The villainous Flashback lay quivering on the floor, still covered in the debilitating cheese from his last battle. Wormhole unsheathed the nib of his Cosmic Pen and drew a portal. In a shimmer, the fortress vault appeared on the other side. A glass display protected an ancient book, containing the key to power. The Monkeyshines Codex was nearly in Wormhole’s grasp …

This narrative wasn’t ripped from the pages of a graphic novel. It emerged from the interaction between fertile young minds play-testing Herodex, a homemade game about superheroes.

A few months ago — after struggling through several attempts to get my sons hooked on Dungeons & Dragons — I came up with a one-page version of the game (DnDish) that spawned a weekly session with four kids and a handful of six-sided dice. The experience was successful enough for the boys to spin-off their own adventures in school, prompting some interest from friends in joining our ongoing campaign.

Scalability issues quickly surface, however, when you increase the duration of individual down time between turns in a skirmish. This is particularly true when the average age of the gamers is in single digits; patience is not their virtue. We capped the party at four players to keep everyone involved. This left an itch unscratched when larger gatherings wanted to role play.

Herodex (PDF) is an attempt to facilitate a role-playing experience for a wider range of players, without an extended commitment to return for multiple gaming sessions. The goal is to capture every Codex — a vital document containing organizational secrets — hidden in each team’s fortress, protected by superheroes and traps.

The game is intended to be lightweight.

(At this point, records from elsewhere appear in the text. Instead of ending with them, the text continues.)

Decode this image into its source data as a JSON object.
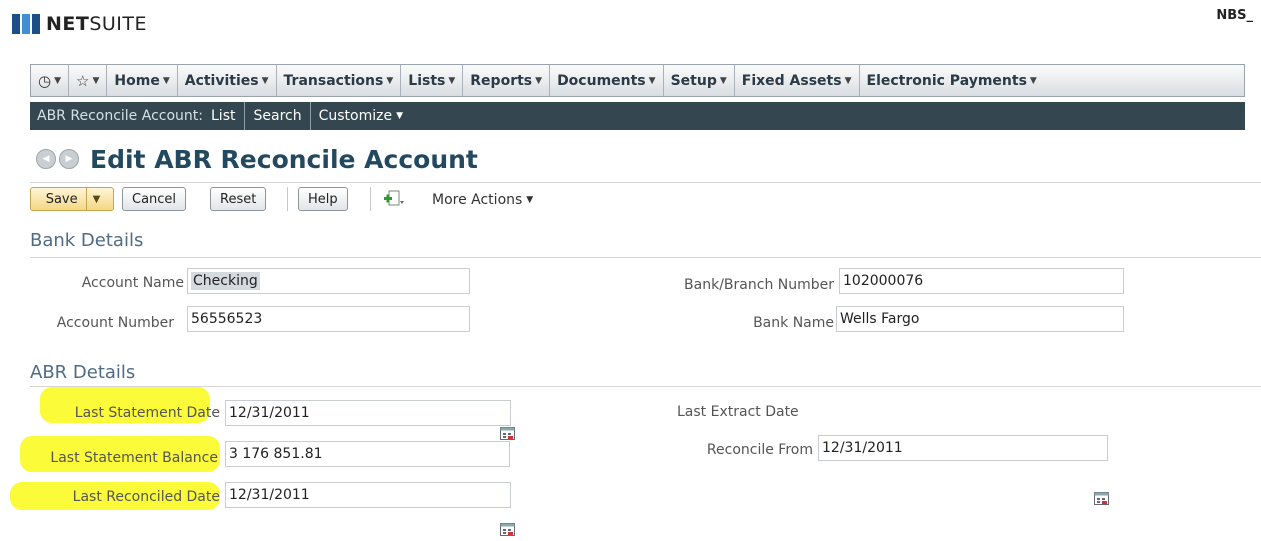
{
  "header": {
    "logo_text_bold": "NET",
    "logo_text_rest": "SUITE",
    "user_label": "NBS_"
  },
  "nav": {
    "items": [
      {
        "label": "Home"
      },
      {
        "label": "Activities"
      },
      {
        "label": "Transactions"
      },
      {
        "label": "Lists"
      },
      {
        "label": "Reports"
      },
      {
        "label": "Documents"
      },
      {
        "label": "Setup"
      },
      {
        "label": "Fixed Assets"
      },
      {
        "label": "Electronic Payments"
      }
    ]
  },
  "subnav": {
    "record_label": "ABR Reconcile Account:",
    "list": "List",
    "search": "Search",
    "customize": "Customize"
  },
  "page": {
    "title": "Edit ABR Reconcile Account"
  },
  "toolbar": {
    "save": "Save",
    "cancel": "Cancel",
    "reset": "Reset",
    "help": "Help",
    "more_actions": "More Actions"
  },
  "bank_details": {
    "title": "Bank Details",
    "account_name_label": "Account Name",
    "account_name_value": "Checking",
    "account_number_label": "Account Number",
    "account_number_value": "56556523",
    "branch_number_label": "Bank/Branch Number",
    "branch_number_value": "102000076",
    "bank_name_label": "Bank Name",
    "bank_name_value": "Wells Fargo"
  },
  "abr_details": {
    "title": "ABR Details",
    "last_statement_date_label": "Last Statement Date",
    "last_statement_date_value": "12/31/2011",
    "last_statement_balance_label": "Last Statement Balance",
    "last_statement_balance_value": "3 176 851.81",
    "last_reconciled_date_label": "Last Reconciled Date",
    "last_reconciled_date_value": "12/31/2011",
    "last_extract_date_label": "Last Extract Date",
    "reconcile_from_label": "Reconcile From",
    "reconcile_from_value": "12/31/2011"
  },
  "colors": {
    "highlight": "#fbfb3a",
    "subnav_bg": "#34464f",
    "title": "#22495f",
    "section_title": "#4f6c86"
  }
}
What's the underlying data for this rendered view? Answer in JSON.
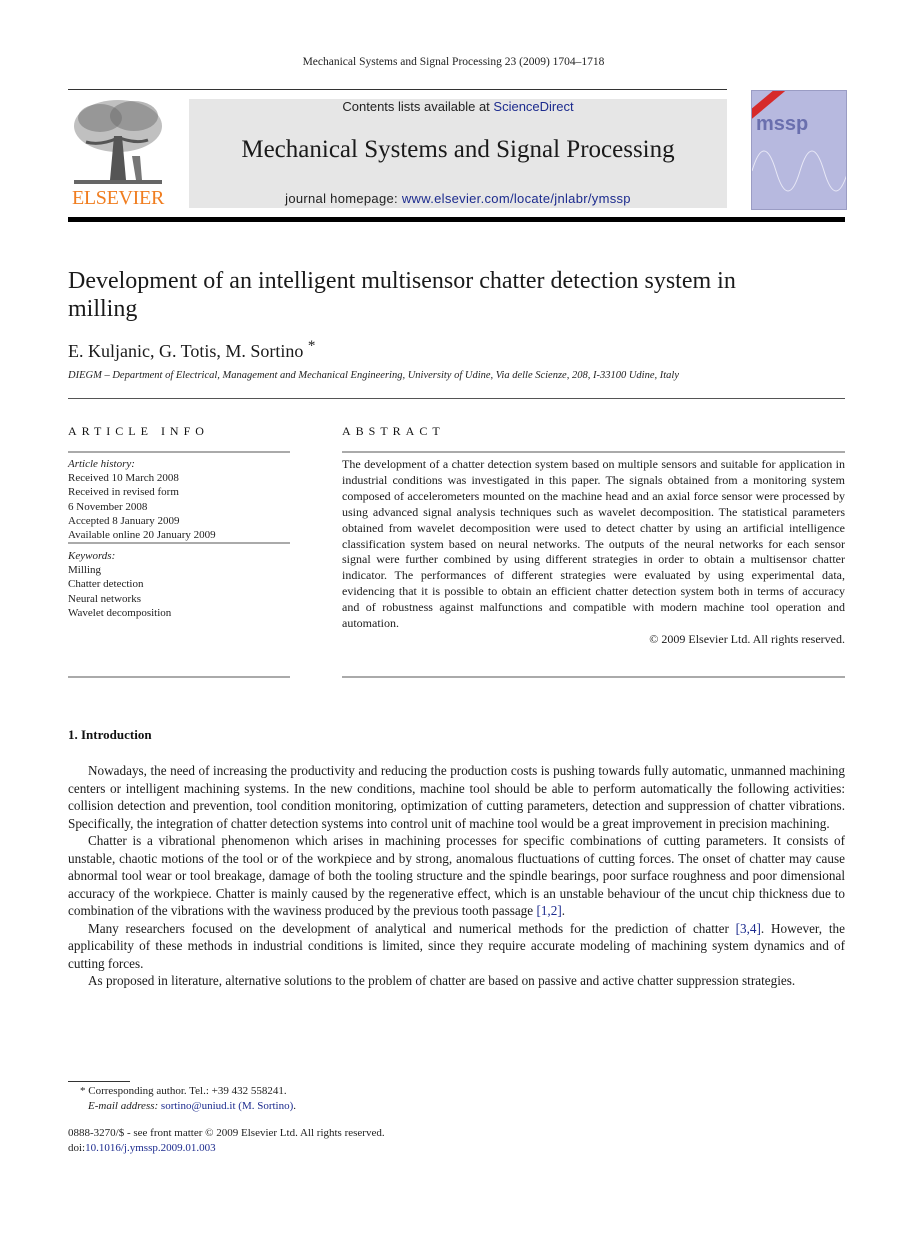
{
  "running_head": "Mechanical Systems and Signal Processing 23 (2009) 1704–1718",
  "masthead": {
    "publisher_logo_text": "ELSEVIER",
    "publisher_logo_icon": "tree-icon",
    "contents_prefix": "Contents lists available at ",
    "contents_link": "ScienceDirect",
    "journal_title": "Mechanical Systems and Signal Processing",
    "homepage_prefix": "journal homepage: ",
    "homepage_link": "www.elsevier.com/locate/jnlabr/ymssp",
    "cover_label": "mssp",
    "publisher_color": "#f07d1f",
    "link_color": "#1c2b8e",
    "banner_color": "#e6e6e6"
  },
  "article": {
    "title": "Development of an intelligent multisensor chatter detection system in milling",
    "authors": "E. Kuljanic, G. Totis, M. Sortino",
    "corresponding_mark": "*",
    "affiliation": "DIEGM – Department of Electrical, Management and Mechanical Engineering, University of Udine, Via delle Scienze, 208, I-33100 Udine, Italy"
  },
  "article_info": {
    "heading": "ARTICLE INFO",
    "history_label": "Article history:",
    "history": [
      "Received 10 March 2008",
      "Received in revised form",
      "6 November 2008",
      "Accepted 8 January 2009",
      "Available online 20 January 2009"
    ],
    "keywords_label": "Keywords:",
    "keywords": [
      "Milling",
      "Chatter detection",
      "Neural networks",
      "Wavelet decomposition"
    ]
  },
  "abstract": {
    "heading": "ABSTRACT",
    "text": "The development of a chatter detection system based on multiple sensors and suitable for application in industrial conditions was investigated in this paper. The signals obtained from a monitoring system composed of accelerometers mounted on the machine head and an axial force sensor were processed by using advanced signal analysis techniques such as wavelet decomposition. The statistical parameters obtained from wavelet decomposition were used to detect chatter by using an artificial intelligence classification system based on neural networks. The outputs of the neural networks for each sensor signal were further combined by using different strategies in order to obtain a multisensor chatter indicator. The performances of different strategies were evaluated by using experimental data, evidencing that it is possible to obtain an efficient chatter detection system both in terms of accuracy and of robustness against malfunctions and compatible with modern machine tool operation and automation.",
    "copyright": "© 2009 Elsevier Ltd. All rights reserved."
  },
  "introduction": {
    "heading": "1.  Introduction",
    "paragraphs": [
      {
        "text": "Nowadays, the need of increasing the productivity and reducing the production costs is pushing towards fully automatic, unmanned machining centers or intelligent machining systems. In the new conditions, machine tool should be able to perform automatically the following activities: collision detection and prevention, tool condition monitoring, optimization of cutting parameters, detection and suppression of chatter vibrations. Specifically, the integration of chatter detection systems into control unit of machine tool would be a great improvement in precision machining.",
        "cite": "",
        "after": ""
      },
      {
        "text": "Chatter is a vibrational phenomenon which arises in machining processes for specific combinations of cutting parameters. It consists of unstable, chaotic motions of the tool or of the workpiece and by strong, anomalous fluctuations of cutting forces. The onset of chatter may cause abnormal tool wear or tool breakage, damage of both the tooling structure and the spindle bearings, poor surface roughness and poor dimensional accuracy of the workpiece. Chatter is mainly caused by the regenerative effect, which is an unstable behaviour of the uncut chip thickness due to combination of the vibrations with the waviness produced by the previous tooth passage ",
        "cite": "[1,2]",
        "after": "."
      },
      {
        "text": "Many researchers focused on the development of analytical and numerical methods for the prediction of chatter ",
        "cite": "[3,4]",
        "after": ". However, the applicability of these methods in industrial conditions is limited, since they require accurate modeling of machining system dynamics and of cutting forces."
      },
      {
        "text": "As proposed in literature, alternative solutions to the problem of chatter are based on passive and active chatter suppression strategies.",
        "cite": "",
        "after": ""
      }
    ]
  },
  "footnotes": {
    "corresponding": "* Corresponding author. Tel.: +39 432 558241.",
    "email_label": "E-mail address: ",
    "email_link": "sortino@uniud.it (M. Sortino)",
    "email_after": "."
  },
  "front_matter": {
    "issn_line": "0888-3270/$ - see front matter © 2009 Elsevier Ltd. All rights reserved.",
    "doi_label": "doi:",
    "doi_link": "10.1016/j.ymssp.2009.01.003"
  }
}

The Fortress Cards used by each team can be post-it notes or uniform scraps of paper, inscribed by players during setup. The rules are confined to a single page, and only common six-sided dice are used.

The Power of Origin Stories

I have a soft spot for origin stories. The reboots of spies, cylons and superheroes make me happiest when they start at the beginning (even Dora the Explorer had to start somewhere). There is something appealing to me about knowing where a journey began that helps deepen the attachment to where it went.

Herodex leverages the superhero genre to get kids engaged in storytelling by emphasizing the importance of a good beginning. As with DnDish, there are no rules to limit imagination, but there are constraints to provide a scaffolding for creativity. My game testers spent 40 minutes crafting heroes from scratch, coming up with:

  • A pen that can draw teleportation paths to other places
  • A near-fatal polar bear accident, granting the victim the power to freeze things
  • A mind-reading mutant crippled by horse manure
  • A master of time and space who loses his power in the presence of cheese

The game dynamics adapt to even the most absurd origin stories. A trap could as easily be a pool of cheese as chains of Kryptonite, and battles are embellished into complicated maneuvers that transcend the one-off dice rolls. The time spent up front on origins gave the kids enough control and personal investment in their new heroes to work toward an outcome of their collective story.

Herodex is a work-in-progress. It will be difficult to evaluate whether the game addresses the scalability issue motivating its creation until it is played with a larger group. The best possible scenario, though, would be for a gaming session to inspire a deeper dive into the role cheese plays in time travel.